Section 61 of the CPA (liability for damage caused by goods) is such a section that applies to all consumers. Section 61 imposes strict liability (i.e. liability without negligence) on producers, importers, distributors or retailers of any goods which cause harm as a consequence of supplying unsafe goods, product failure, defect or hazard in any goods or inadequate instructions or warnings provided to the consumer about hazards associated with the use of any goods. This means that to be liable a supplier of goods must have caused the harm (wholly or partly) but it is irrelevant whether or not the supplier was negligent.

Harm includes (amongst other things) the death of any person, loss of any property and any economic loss resulting from these.

Goods are very widely defined in the CPA to include (amongst other things) anything marketed for human consumption and intangible products written or encoded on any medium or a license to use any such intangible product.

In addition, a supplier of any services who, in conjunction with the performance of those services, applies, supplies or installs or provides access to any goods is regarded as the supplier of those goods for the purposes of section 61. An obvious example would be a mechanic who installs a new part in your car. For the purposes of determining liability, the mechanic is regarded as the supplier of the parts.

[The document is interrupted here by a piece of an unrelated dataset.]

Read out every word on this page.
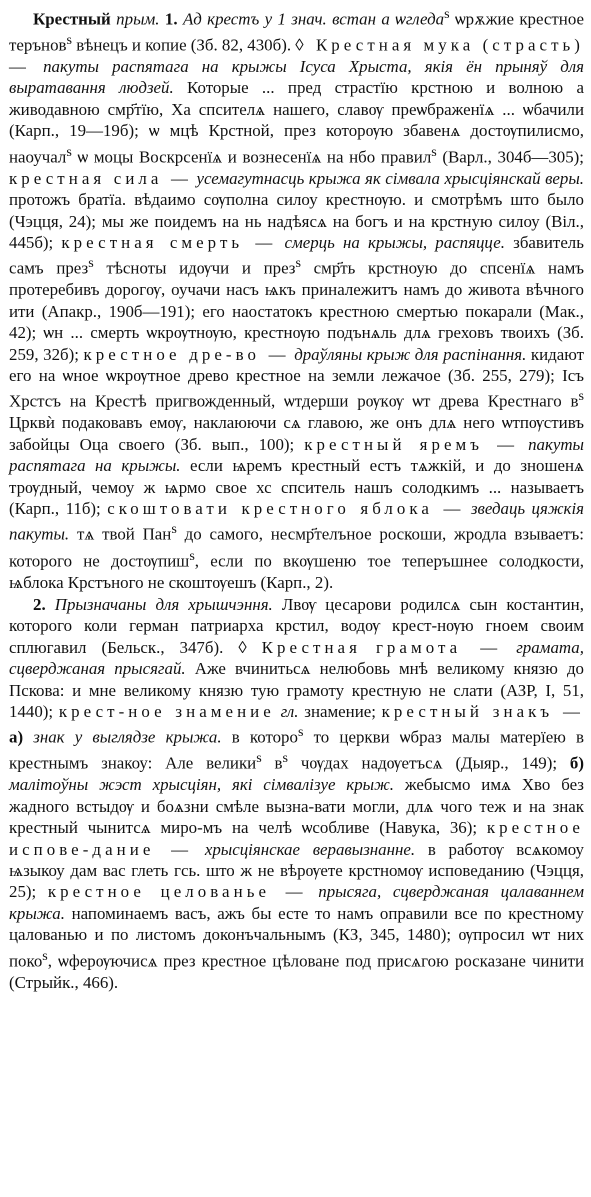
Крестный прым. 1. Ад крестъ у 1 знач. встан а ѡгледа$^s$ ѡрѫжие крестное терънов$^s$ вѣнецъ и копие (Зб. 82, 430б). ◊ Крестная мука (страсть) — пакуты распятага на крыжы Ісуса Хрыста, якія ён прыняў для выратавання людзей. Которые ... пред страстїю крстною и волною а живодавною смр҃тїю, Ха спсителѧ нашего, славѹ преѡбраженїѧ ... ѡбачили (Карп., 19—19б); ѡ мцѣ Крстной, през которѹю збавенѧ достѹпилисмо, наоучал$^s$ ѡ моцы Воскрсенїѧ и вознесенїѧ на нбо правил$^s$ (Варл., 304б—305); крестная сила — усемагутнасць крыжа як сімвала хрысціянскай веры. протожъ братїа. вѣдаимо сѹполна силоу крестнѹю. и смотрѣмъ што было (Чэцця, 24); мы же поидемъ на нь надѣясѧ на богъ и на крстную силоу (Віл., 445б); крестная смерть — смерць на крыжы, распяцце. збавитель самъ през$^s$ тѣсноты идѹчи и през$^s$ смр҃ть крстноую до спсенїѧ намъ протеребивъ дорогѹ, оучачи насъ ѩкъ приналежитъ намъ до живота вѣчного ити (Апакр., 190б—191); его наостатокъ крестною смертью покарали (Мак., 42); ѡн ... смерть ѡкрѹтнѹю, крестнѹю подънѧль длѧ греховъ твоихъ (Зб. 259, 32б); крестное дре-во — драўляны крыж для распінання. кидают его на ѡное ѡкрѹтное древо крестное на земли лежачое (Зб. 255, 279); Ісъ Хрстсъ на Крестѣ пригвожденный, ѡтдерши рѹкѹ ѡт древа Крестнаго $в^s$ Црквѝ подаковавъ емѹ, наклаюючи сѧ главою, же онъ длѧ него ѡтпѹстивъ забойцы Оца своего (Зб. вып., 100); крестный яремъ — пакуты распятага на крыжы. если ѩремъ крестный естъ тѧжкій, и до зношенѧ трѹдный, чемоу ж ѩрмо свое хс спситель нашъ солодкимъ ... называетъ (Карп., 11б); скоштовати крестного яблока — зведаць цяжкія пакуты. тѧ твой Пан$^s$ до самого, несмр҃телъное роскоши, жродла взываетъ: которого не достѹпиш$^s$, если по вкѹшеню тое теперъшнее солодкости, ѩблока Крстъного не скоштѹешъ (Карп., 2).

2. Прызначаны для хрышчэння. Лвѹ цесарови родилсѧ сын костантин, которого коли герман патриарха крстил, водѹ крест-нѹю гноем своим сплюгавил (Бельск., 347б). ◊ Крестная грамота — грамата, сцверджаная прысягай. Аже вчинитьсѧ нелюбовь мнѣ великому князю до Пскова: и мне великому князю тую грамоту крестную не слати (АЗР, І, 51, 1440); крест-ное знамение гл. знамение; крестный знакъ — а) знак у выглядзе крыжа. в которо$^s$ то церкви ѡбраз малы матерїею в крестнымъ знакоу: Але велики$^s$ $в^s$ чѹдах надѹетъсѧ (Дыяр., 149); б) малітоўны жэст хрысціян, які сімвалізуе крыж. жебысмо имѧ Хво без жадного встыдѹ и боѧзни смѣле вызна-вати могли, длѧ чого теж и на знак крестный чынитсѧ миро-мъ на челѣ ѡсобливе (Навука, 36); крестное испове-дание — хрысціянскае веравызнанне. в работѹ всѧкомоу ѩзыкоу дам вас глеть гсь. што ж не вѣрѹете крстномѹ исповеданию (Чэцця, 25); крестное целованье — прысяга, сцверджаная цалаваннем крыжа. напоминаемъ васъ, ажъ бы есте то намъ оправили все по крестному цалованью и по листомъ доконъчальнымъ (КЗ, 345, 1480); ѹпросил ѡт них поко$^s$, ѡферѹючисѧ през крестное цѣловане под присѧгою росказане чинити (Стрыйк., 466).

Services are also widely defined in the CPA to include (amongst other things) any work performed by one person for the direct or indirect benefit of another, transportation, the provision of accommodation or sustenance, entertainment and access to any electronic communication infrastructure.

The CPA takes effect in two stages, some provisions being effective from 24 April 2010 (the “earlier effective date”) with most only taking effect on 24 October 2010. Section 61 takes effect from the earlier effective date (i.e. 24 April 2010).

Prudent suppliers need to re-asses the additional risks to which they will be exposed as a result of section 61 of the CPA and to consider what steps they may take to mitigate those risks. In particular, consideration should be given to whether or not a supplier’s existing insurance policies adequately cover such risks.